Севка не обижался. И вообще не умел быть злым. Если капризничал, то быстро успокаивался.
Пока не родилась сестра. Гарья. При рождении она взяла не только свою долю ехидства и ярости, но прихватила и забытую братом злобу.
В пять лет Севка научился спать под закладывающий уши младенческий ор. В шесть наловчился уворачиваться от случайно, но удивительно метко брошенных в него игрушек. В семь лет Севка перестал забывать свои вещи где попало и начал прятать их. Но Гарья все равно умудрялась разворошить все его тайники.
Когда он выгребал золу из печи, ему часто попадались обломки его игрушечных всадников, а книжки находил изрезанными или исчирканными. Но даже тогда не злился в открытую. Тихо плакал от досады по ночам.

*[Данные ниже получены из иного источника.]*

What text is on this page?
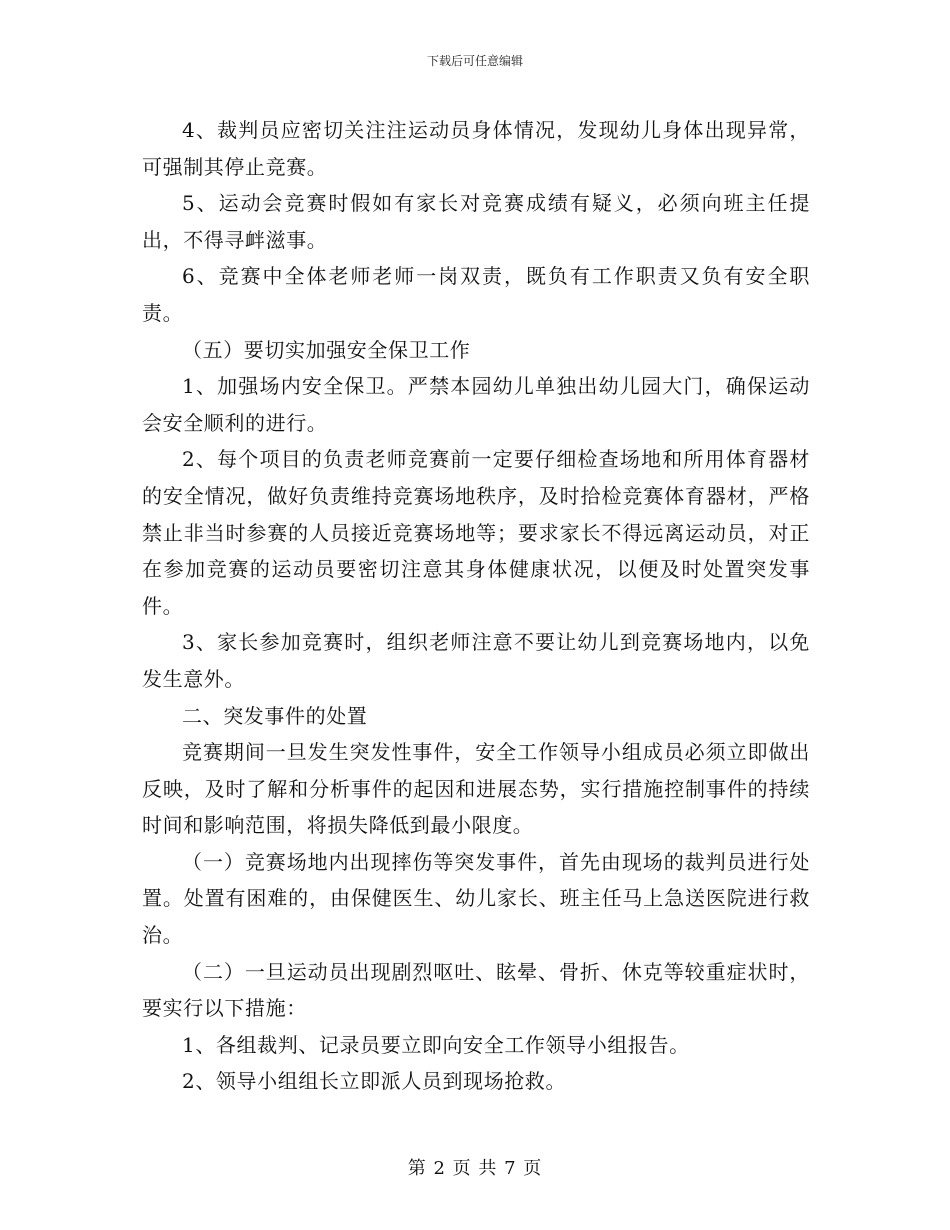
下载后可任意编辑

4、裁判员应密切关注注运动员身体情况，发现幼儿身体出现异常，可强制其停止竞赛。

5、运动会竞赛时假如有家长对竞赛成绩有疑义，必须向班主任提出，不得寻衅滋事。

6、竞赛中全体老师老师一岗双责，既负有工作职责又负有安全职责。

（五）要切实加强安全保卫工作

1、加强场内安全保卫。严禁本园幼儿单独出幼儿园大门，确保运动会安全顺利的进行。

2、每个项目的负责老师竞赛前一定要仔细检查场地和所用体育器材的安全情况，做好负责维持竞赛场地秩序，及时拾检竞赛体育器材，严格禁止非当时参赛的人员接近竞赛场地等；要求家长不得远离运动员，对正在参加竞赛的运动员要密切注意其身体健康状况，以便及时处置突发事件。

3、家长参加竞赛时，组织老师注意不要让幼儿到竞赛场地内，以免发生意外。

二、突发事件的处置

竞赛期间一旦发生突发性事件，安全工作领导小组成员必须立即做出反映，及时了解和分析事件的起因和进展态势，实行措施控制事件的持续时间和影响范围，将损失降低到最小限度。

（一）竞赛场地内出现摔伤等突发事件，首先由现场的裁判员进行处置。处置有困难的，由保健医生、幼儿家长、班主任马上急送医院进行救治。

（二）一旦运动员出现剧烈呕吐、眩晕、骨折、休克等较重症状时，要实行以下措施：

1、各组裁判、记录员要立即向安全工作领导小组报告。

2、领导小组组长立即派人员到现场抢救。

第 2 页 共 7 页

В отличие от Гарьи, которой все игрушки переходили от Севки просто за то, что она младше и девочка, он их в своё время получал только по праздникам, и только за хорошее поведение. Да еще приходилось месяцами ждать отца, пока тот приедет со службы и привез из города подарок.

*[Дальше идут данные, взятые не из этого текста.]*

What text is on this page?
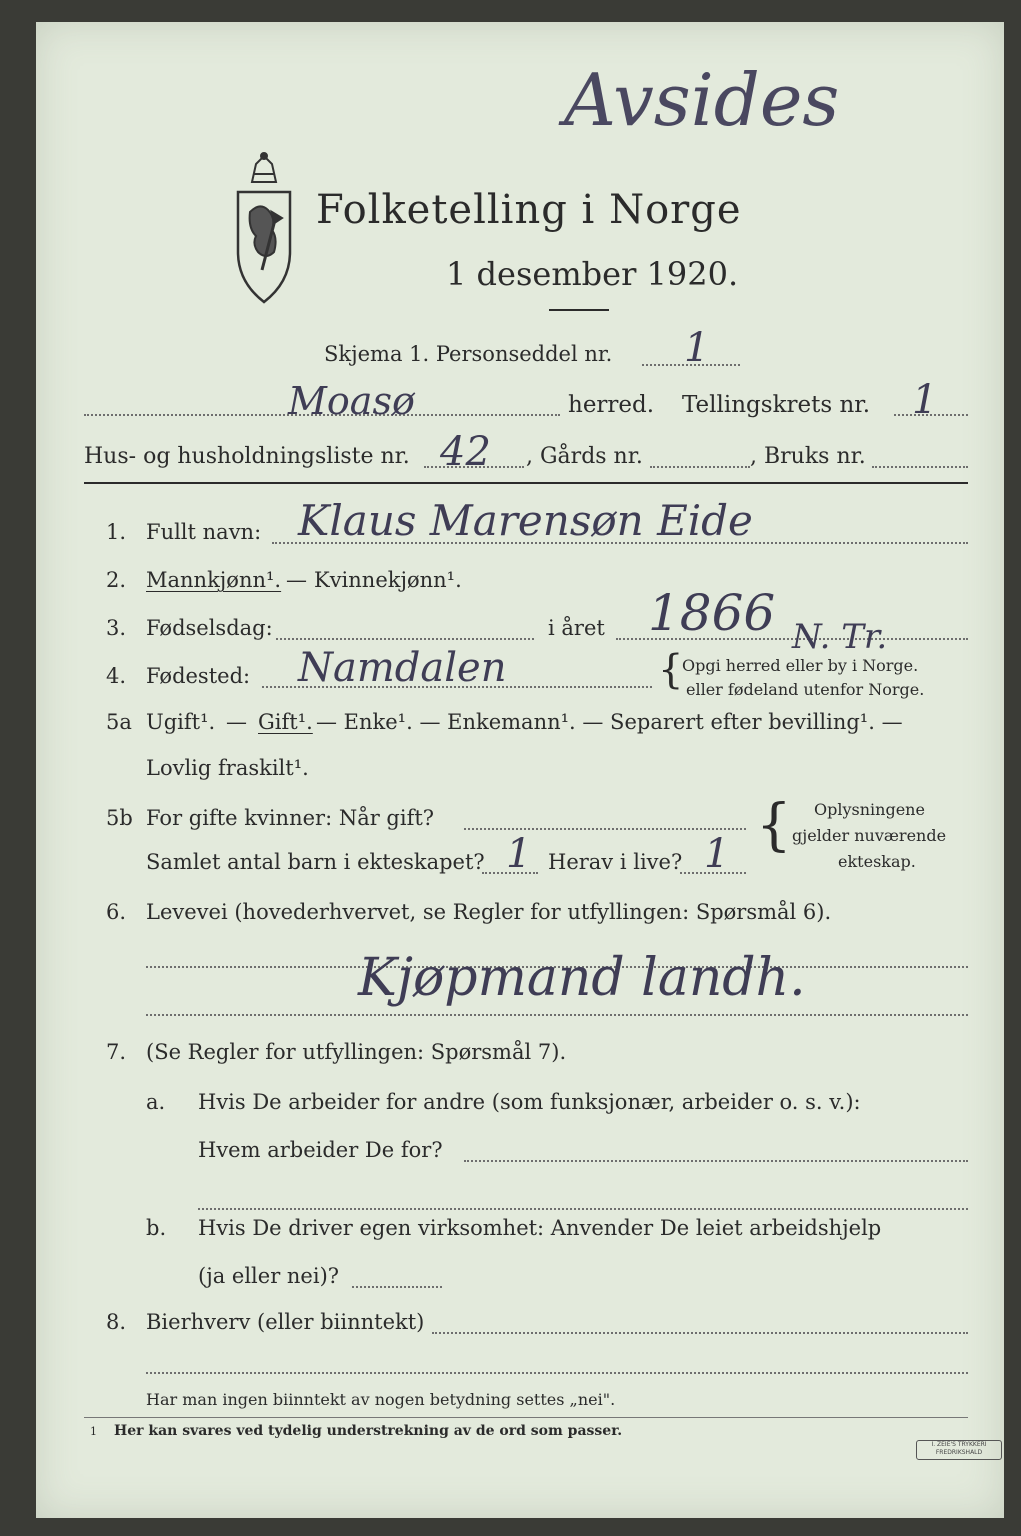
Avsides
Folketelling i Norge
1 desember 1920.
Skjema 1. Personseddel nr. 1
Moasø	herred. Tellingskrets nr. 1
Hus- og husholdningsliste nr. 42 , Gårds nr.	, Bruks nr.
1. Fullt navn: Klaus Marensøn Eide
2. Mannkjønn¹. — Kvinnekjønn¹.
3. Fødselsdag:	i året 1866 N. Tr.
4. Fødested: Namdalen	{
Opgi herred eller by i Norge.
eller fødeland utenfor Norge.
5a Ugift¹. — Gift¹. — Enke¹. — Enkemann¹. — Separert efter bevilling¹. —
Lovlig fraskilt¹.
5b For gifte kvinner: Når gift?	{ Oplysningene
gjelder nuværende
ekteskap.
Samlet antal barn i ekteskapet? 1 Herav i live? 1
6. Levevei (hovederhvervet, se Regler for utfyllingen: Spørsmål 6).
Kjøpmand landh.
7. (Se Regler for utfyllingen: Spørsmål 7).
a. Hvis De arbeider for andre (som funksjonær, arbeider o. s. v.):
Hvem arbeider De for?
b. Hvis De driver egen virksomhet: Anvender De leiet arbeidshjelp
(ja eller nei)?
8. Bierhverv (eller biinntekt)
Har man ingen biinntekt av nogen betydning settes „nei".
1 Her kan svares ved tydelig understrekning av de ord som passer.
I. ZEIE'S TRYKKERI
FREDRIKSHALD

Жаловаться на сестру не было толку. Матери нужна была помощь по хозяйству. Детские ссоры ее только расстраивали. А отец и так слишком редко бывал дома, чтобы по приезду выслушивать жалобы.
К восьми годам Севка усвоил, что справедливость - это не тогда, когда все по-честному, а когда успел первым свалить вину на другого.
Сам он так не делал, считая подобное поведение ниже своей и так коротышечной гордости. Он верил, что в конце концов, судьба воздаст обидчикам по заслугам. Но уже начинал сомневаться, что доживет до этого момента.
- Эй, козявка! - окликнула его однажды сестра, когда он тащил с речки ведро с рыбой.
С недавних пор Севке начало щедро везти с рыбалкой и поиском грибов. Он считал это везение подарком судьбы за все свои несчастья. Сегодняшний улов, целых шесть крупных воюющих карасей, он спешил показать своему отцу, который заехал с охотничьей службы домой на недельку. Севка предвкушал, как тот наконец обрадуется и станет смотреть на него по-другому, с уважением. Ну или хотя бы с чуть меньшим разочарованием.
Поэтому, услышав Гарькин писклявый голос из чьего-то огорода, он не обернулся и пошел дальше. Нарочно не спешил, чтобы никто не подумал, будто он бежит.
- Оглох?!
Что-то стукнуло по ведру и покатилось в канаву. Мелкое зеленое яблоко. Севка не стал заострять внимание и пошел дальше. Следующее яблоко прилетело ему по мягкому месту. Грянул дружный детский гогот.
Севка искоса глянул на сестру. Она и еще пятеро детей стояли на крыше чужого сарая. Среди ребят был и бывший Севкин друг Горох, который теперь при каждой встрече отводил глаза или начинал дурачиться, как ни в чем не бывало.
Под ногами Гарьи жалобно проминались доски. В свои шесть лет, она превосходила десятилетнего брата если не по росту, то по упитанности и грубой силе. Хотя, назвать ее неуклюжей толстухой было сложно, да и опасно для здоровья. Она напоминала карликового минотавра. Даже рога имелись в виде двух коротких загнутых косичек.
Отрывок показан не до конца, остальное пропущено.